Hadmut Danisch hadmut at
Mon Sep 6 18:15:33 EDT 2004

On Mon, Sep 06, 2004 at 11:52:03AM -0600, R. A. Hettinga wrote:
> E-mail security company MX Logic Inc. will report this week that 10 percent
> of all spam includes such SPF records,

I have mentioned this problem more than a year ago in context of 
my RMX draft (SPF, CallerID and SenderID are based on RMX).
Interestingly, nobody really cared about this major security problem.

All RMX-derivatives block forged messages (more or less).  But what
happens if the attacker doesn't forge? That's a hard problem.  And a
problem known from the very beginning of the sender verifikation

The last 17 month of work in ASRG (Anti Spam Research
Group, IRTF) and MARID (Mail authorization records in DNS, IETF) are
an excellent example of how to not design security protocols. 

This was all about marketing, commercial interests, patent claims,
giving interviews, spreading wrong informations, underminding
development, propaganda. It completely lacked proper protocol design,
a precise specification of the attack to defend against, engineering
of security mechanisms. It was a kind of religious war. And while 
people were busy with religious wars, spammers silently realized that 
this is not a real threat to spam. Actually, it sometimes was quite
the opposite: I was told of some cases where MTAs were configured to 
run every mail through spam assassin. Spam assassin assigns a message
a higher score if the sender had a valid SPF record. Since most
senders with valid recors were the spammers, spam received a higher
score than plain mail, which is obviously the opposite of security. 
People spent more time in marketing and public relations than 
in problem analysis and verifikation of the solution. That's the 

What can we learn from this?

Designing security protocols requires a certain level of 
security skills and discipline in what you want to achieve. 

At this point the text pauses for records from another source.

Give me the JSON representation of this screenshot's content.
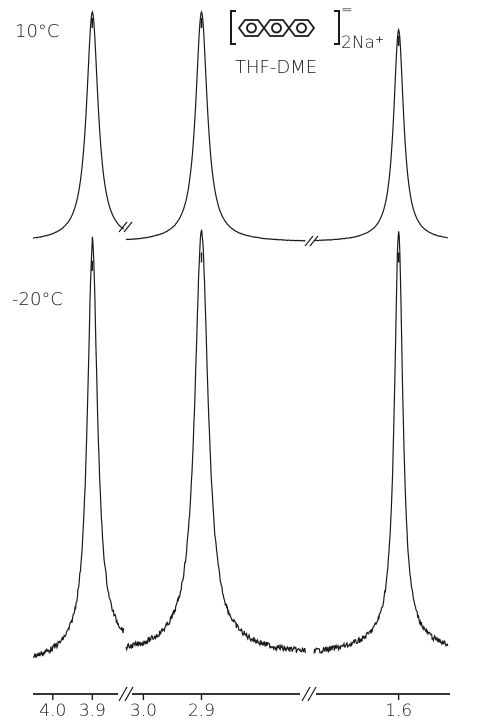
{
  "chart_data": {
    "type": "line",
    "compound": {
      "bracket_charge": "=",
      "counter_ion": "2Na⁺",
      "solvent": "THF-DME"
    },
    "series": [
      {
        "name": "10°C",
        "peaks": [
          {
            "x": 3.9,
            "relative_height": 1.0
          },
          {
            "x": 2.9,
            "relative_height": 1.0
          },
          {
            "x": 1.6,
            "relative_height": 0.92
          }
        ]
      },
      {
        "name": "-20°C",
        "peaks": [
          {
            "x": 3.9,
            "relative_height": 0.95
          },
          {
            "x": 2.9,
            "relative_height": 0.97
          },
          {
            "x": 1.6,
            "relative_height": 0.97
          }
        ]
      }
    ],
    "x_ticks": [
      "4.0",
      "3.9",
      "3.0",
      "2.9",
      "1.6"
    ],
    "axis_breaks": 2,
    "xlabel": "",
    "ylabel": "",
    "title": ""
  },
  "colors": {
    "ink": "#1a1a1a",
    "background": "#ffffff"
  }
}
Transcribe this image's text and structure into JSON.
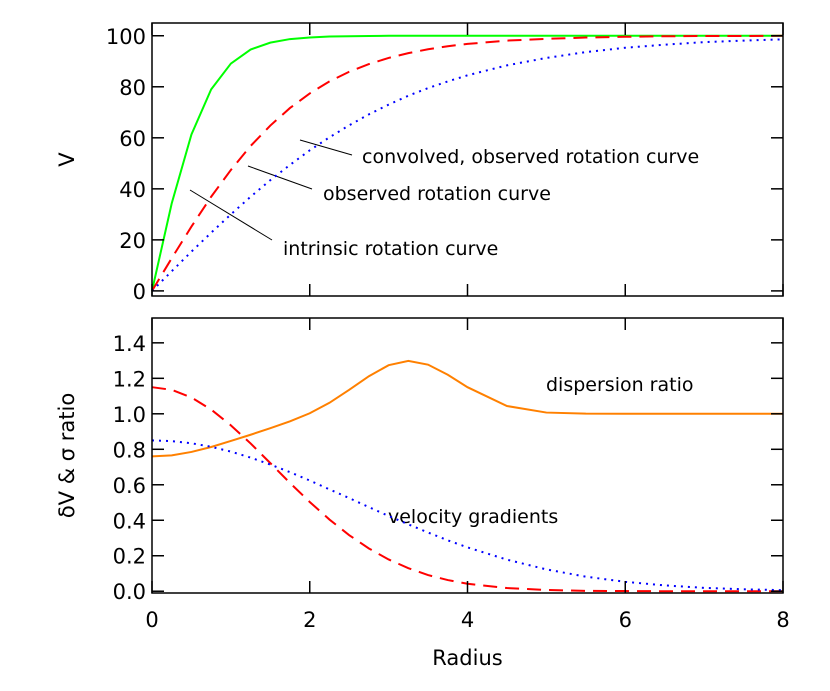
{
  "chart_data": [
    {
      "type": "line",
      "ylabel": "V",
      "x": [
        0,
        0.25,
        0.5,
        0.75,
        1,
        1.25,
        1.5,
        1.75,
        2,
        2.25,
        2.5,
        2.75,
        3,
        3.25,
        3.5,
        3.75,
        4,
        4.5,
        5,
        5.5,
        6,
        6.5,
        7,
        7.5,
        8
      ],
      "series": [
        {
          "color": "#00ff00",
          "style": "solid",
          "values": [
            0,
            34.3,
            61.3,
            79.0,
            89.1,
            94.6,
            97.3,
            98.7,
            99.3,
            99.7,
            99.8,
            99.9,
            100,
            100,
            100,
            100,
            100,
            100,
            100,
            100,
            100,
            100,
            100,
            100,
            100
          ]
        },
        {
          "color": "#ff0000",
          "style": "dashed",
          "values": [
            0,
            12.8,
            25.2,
            36.9,
            47.4,
            56.8,
            64.8,
            71.7,
            77.4,
            82.1,
            85.9,
            88.9,
            91.3,
            93.2,
            94.7,
            95.9,
            96.8,
            98.1,
            98.8,
            99.3,
            99.6,
            99.8,
            99.9,
            99.9,
            100.0
          ]
        },
        {
          "color": "#0000ff",
          "style": "dotted",
          "values": [
            0,
            7.7,
            15.4,
            22.8,
            30.0,
            36.9,
            43.4,
            49.4,
            55.1,
            60.2,
            64.9,
            69.2,
            73.0,
            76.5,
            79.5,
            82.1,
            84.5,
            88.4,
            91.3,
            93.6,
            95.3,
            96.5,
            97.5,
            98.1,
            98.6
          ]
        }
      ],
      "xlim": [
        0,
        8
      ],
      "xticks": [
        0,
        2,
        4,
        6,
        8
      ],
      "ylim": [
        -2,
        105
      ],
      "yticks": [
        0,
        20,
        40,
        60,
        80,
        100
      ],
      "annotations": [
        "convolved, observed rotation curve",
        "observed rotation curve",
        "intrinsic rotation curve"
      ]
    },
    {
      "type": "line",
      "ylabel": "δV & σ ratio",
      "xlabel": "Radius",
      "x": [
        0,
        0.25,
        0.5,
        0.75,
        1,
        1.25,
        1.5,
        1.75,
        2,
        2.25,
        2.5,
        2.75,
        3,
        3.25,
        3.5,
        3.75,
        4,
        4.5,
        5,
        5.5,
        6,
        6.5,
        7,
        7.5,
        8
      ],
      "series": [
        {
          "color": "#ff8000",
          "style": "solid",
          "values": [
            0.76,
            0.766,
            0.785,
            0.813,
            0.847,
            0.882,
            0.919,
            0.958,
            1.003,
            1.062,
            1.135,
            1.212,
            1.274,
            1.298,
            1.277,
            1.22,
            1.15,
            1.044,
            1.007,
            1.001,
            1.0,
            1.0,
            1.0,
            1.0,
            1.0
          ]
        },
        {
          "color": "#ff0000",
          "style": "dashed",
          "values": [
            1.15,
            1.135,
            1.092,
            1.024,
            0.935,
            0.833,
            0.722,
            0.61,
            0.503,
            0.404,
            0.316,
            0.241,
            0.179,
            0.13,
            0.091,
            0.063,
            0.042,
            0.018,
            0.007,
            0.002,
            0.001,
            0,
            0,
            0,
            0
          ]
        },
        {
          "color": "#0000ff",
          "style": "dotted",
          "values": [
            0.85,
            0.846,
            0.834,
            0.814,
            0.787,
            0.753,
            0.714,
            0.671,
            0.624,
            0.574,
            0.525,
            0.474,
            0.424,
            0.377,
            0.331,
            0.287,
            0.247,
            0.178,
            0.123,
            0.082,
            0.053,
            0.033,
            0.019,
            0.011,
            0.006
          ]
        }
      ],
      "xlim": [
        0,
        8
      ],
      "xticks": [
        0,
        2,
        4,
        6,
        8
      ],
      "ylim": [
        -0.01,
        1.54
      ],
      "yticks": [
        {
          "value": 0,
          "label": "0.0"
        },
        0.2,
        0.4,
        0.6,
        0.8,
        {
          "value": 1,
          "label": "1.0"
        },
        1.2,
        1.4
      ],
      "annotations": [
        "dispersion ratio",
        "velocity gradients"
      ]
    }
  ]
}
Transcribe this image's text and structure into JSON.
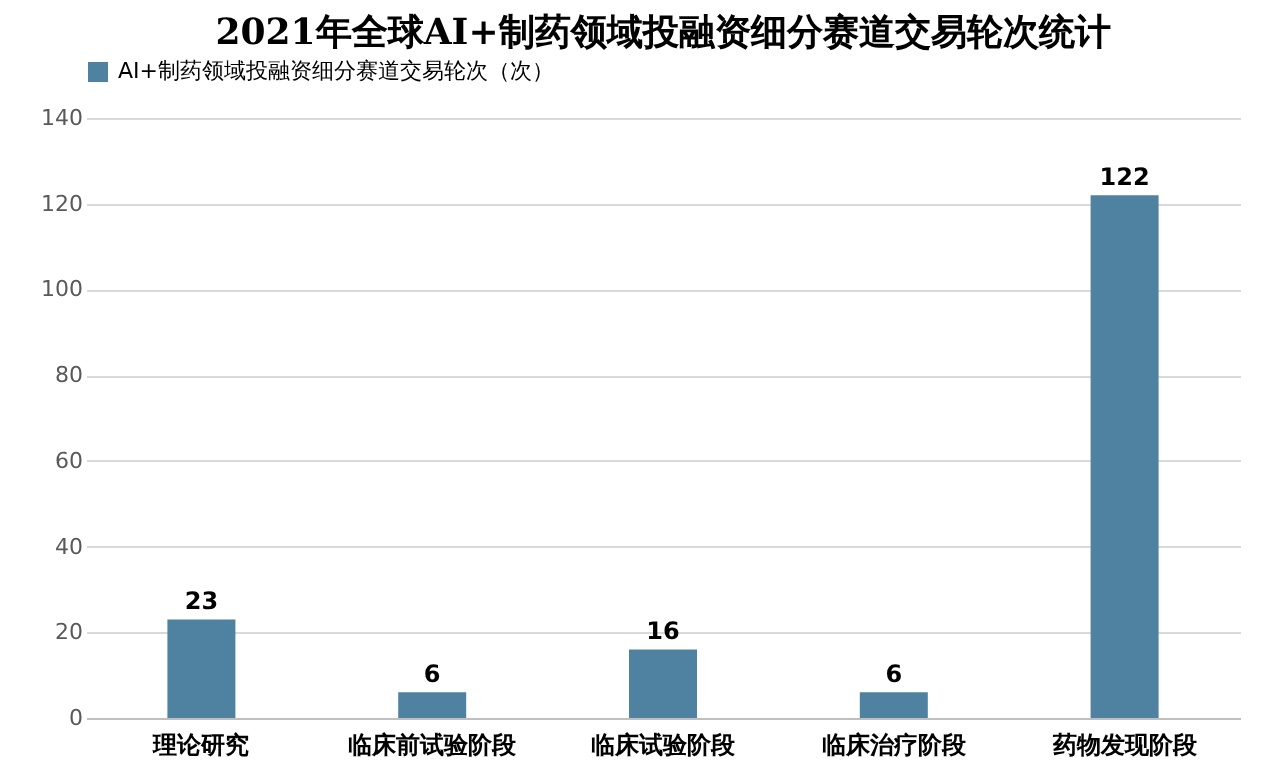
{
  "chart_data": {
    "type": "bar",
    "title": "2021年全球AI+制药领域投融资细分赛道交易轮次统计",
    "categories": [
      "理论研究",
      "临床前试验阶段",
      "临床试验阶段",
      "临床治疗阶段",
      "药物发现阶段"
    ],
    "series": [
      {
        "name": "AI+制药领域投融资细分赛道交易轮次（次）",
        "color": "#4f81a0",
        "values": [
          23,
          6,
          16,
          6,
          122
        ]
      }
    ],
    "ylim": [
      0,
      140
    ],
    "yticks": [
      0,
      20,
      40,
      60,
      80,
      100,
      120,
      140
    ],
    "grid": "y",
    "legend": "top",
    "data_labels": true
  }
}
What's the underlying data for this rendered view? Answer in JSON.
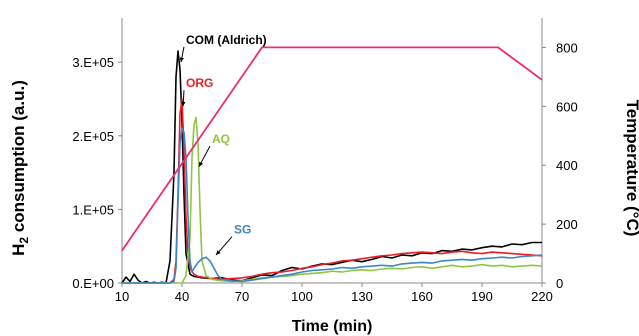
{
  "chart_data": {
    "type": "line",
    "xlabel": "Time (min)",
    "ylabel_main": "H",
    "ylabel_sub": "2",
    "ylabel_rest": " consumption (a.u.)",
    "y2label": "Temperature (°C)",
    "xlim": [
      10,
      220
    ],
    "ylim": [
      0,
      360000
    ],
    "y2lim": [
      0,
      900
    ],
    "x_ticks": [
      10,
      40,
      70,
      100,
      130,
      160,
      190,
      220
    ],
    "x_tick_labels": [
      "10",
      "40",
      "70",
      "100",
      "130",
      "160",
      "190",
      "220"
    ],
    "y_ticks": [
      0,
      100000,
      200000,
      300000
    ],
    "y_tick_labels": [
      "0.E+00",
      "1.E+05",
      "2.E+05",
      "3.E+05"
    ],
    "y2_ticks": [
      0,
      200,
      400,
      600,
      800
    ],
    "y2_tick_labels": [
      "0",
      "200",
      "400",
      "600",
      "800"
    ],
    "grid": false,
    "series": [
      {
        "name": "COM (Aldrich)",
        "axis": "left",
        "color": "#000000",
        "x": [
          10,
          12,
          14,
          16,
          18,
          20,
          22,
          24,
          26,
          28,
          30,
          32,
          34,
          36,
          37,
          38,
          39,
          40,
          41,
          42,
          44,
          46,
          48,
          50,
          55,
          60,
          65,
          70,
          75,
          80,
          85,
          90,
          95,
          100,
          105,
          110,
          115,
          120,
          125,
          130,
          135,
          140,
          145,
          150,
          155,
          160,
          165,
          170,
          175,
          180,
          185,
          190,
          195,
          200,
          205,
          210,
          215,
          220
        ],
        "y": [
          0,
          8000,
          2000,
          12000,
          4000,
          0,
          2000,
          0,
          1000,
          0,
          1000,
          0,
          30000,
          150000,
          280000,
          315000,
          290000,
          220000,
          120000,
          40000,
          12000,
          9000,
          8000,
          7000,
          6000,
          7000,
          4000,
          3000,
          7000,
          11000,
          10000,
          17000,
          21000,
          19000,
          23000,
          26000,
          25000,
          28000,
          31000,
          29000,
          32000,
          36000,
          34000,
          38000,
          37000,
          41000,
          40000,
          44000,
          43000,
          46000,
          45000,
          48000,
          50000,
          49000,
          53000,
          52000,
          55000,
          55000
        ]
      },
      {
        "name": "ORG",
        "axis": "left",
        "color": "#ee1c25",
        "x": [
          10,
          30,
          34,
          36,
          37,
          38,
          39,
          40,
          41,
          42,
          43,
          44,
          46,
          48,
          50,
          55,
          60,
          65,
          70,
          75,
          80,
          85,
          90,
          95,
          100,
          105,
          110,
          115,
          120,
          125,
          130,
          135,
          140,
          145,
          150,
          155,
          160,
          165,
          170,
          175,
          180,
          185,
          190,
          195,
          200,
          205,
          210,
          215,
          220
        ],
        "y": [
          0,
          0,
          0,
          5000,
          30000,
          120000,
          230000,
          250000,
          180000,
          90000,
          40000,
          20000,
          12000,
          9000,
          8000,
          6000,
          5000,
          6000,
          7000,
          9000,
          12000,
          14000,
          15000,
          17000,
          20000,
          22000,
          25000,
          27000,
          30000,
          31000,
          33000,
          35000,
          37000,
          38000,
          40000,
          41000,
          42000,
          41000,
          40000,
          42000,
          43000,
          41000,
          40000,
          42000,
          41000,
          40000,
          39000,
          38000,
          37000
        ]
      },
      {
        "name": "AQ",
        "axis": "left",
        "color": "#8dc63f",
        "x": [
          10,
          30,
          40,
          42,
          44,
          45,
          46,
          47,
          48,
          49,
          50,
          52,
          55,
          60,
          65,
          70,
          75,
          80,
          85,
          90,
          95,
          100,
          105,
          110,
          115,
          120,
          125,
          130,
          135,
          140,
          145,
          150,
          155,
          160,
          165,
          170,
          175,
          180,
          185,
          190,
          195,
          200,
          205,
          210,
          215,
          220
        ],
        "y": [
          0,
          0,
          0,
          10000,
          60000,
          170000,
          215000,
          225000,
          190000,
          100000,
          30000,
          10000,
          5000,
          3000,
          2000,
          3000,
          5000,
          7000,
          8000,
          9000,
          10000,
          12000,
          13000,
          14000,
          16000,
          15000,
          17000,
          18000,
          17000,
          19000,
          20000,
          19000,
          21000,
          22000,
          20000,
          22000,
          24000,
          22000,
          23000,
          25000,
          23000,
          24000,
          22000,
          23000,
          24000,
          23000
        ]
      },
      {
        "name": "SG",
        "axis": "left",
        "color": "#3a86c8",
        "x": [
          10,
          30,
          34,
          36,
          37,
          38,
          39,
          40,
          41,
          42,
          43,
          44,
          45,
          46,
          48,
          50,
          52,
          54,
          56,
          58,
          60,
          65,
          70,
          75,
          80,
          85,
          90,
          95,
          100,
          105,
          110,
          115,
          120,
          125,
          130,
          135,
          140,
          145,
          150,
          155,
          160,
          165,
          170,
          175,
          180,
          185,
          190,
          195,
          200,
          205,
          210,
          215,
          220
        ],
        "y": [
          0,
          0,
          0,
          2000,
          20000,
          110000,
          190000,
          210000,
          205000,
          170000,
          90000,
          30000,
          15000,
          20000,
          28000,
          33000,
          35000,
          30000,
          20000,
          10000,
          5000,
          3000,
          2000,
          4000,
          6000,
          8000,
          10000,
          12000,
          15000,
          17000,
          18000,
          19000,
          21000,
          20000,
          22000,
          23000,
          24000,
          23000,
          26000,
          27000,
          28000,
          27000,
          30000,
          31000,
          32000,
          31000,
          33000,
          34000,
          35000,
          34000,
          36000,
          37000,
          38000
        ]
      },
      {
        "name": "Temperature",
        "axis": "right",
        "color": "#ec2a7a",
        "x": [
          10,
          80,
          198,
          220
        ],
        "y": [
          110,
          800,
          800,
          690
        ]
      }
    ],
    "annotations": [
      {
        "text": "COM (Aldrich)",
        "color": "#000000",
        "x": 42,
        "y": 325000,
        "arrow_to_x": 39.5,
        "arrow_to_y": 300000
      },
      {
        "text": "ORG",
        "color": "#ee1c25",
        "x": 42,
        "y": 266000,
        "arrow_to_x": 40.5,
        "arrow_to_y": 240000
      },
      {
        "text": "AQ",
        "color": "#8dc63f",
        "x": 55,
        "y": 190000,
        "arrow_to_x": 48.5,
        "arrow_to_y": 158000
      },
      {
        "text": "SG",
        "color": "#3a86c8",
        "x": 66,
        "y": 67000,
        "arrow_to_x": 57,
        "arrow_to_y": 38000
      }
    ]
  }
}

Although RMX/SPF/CallerID/SenderID does not make use of cryptography,
similar problems can be sometimes found in context of cryptography.
Knowing security primitives is not enough, you need to know how to
assemble them to a security mechanism.  Good lectures are given about
the mathematical aspects of cryptography. But are there lectures about
designing security protocols?  I don't know of any yet.

And there is a new kind of attack: Security protocols themselves 
can be hijacked and raped by patent claims.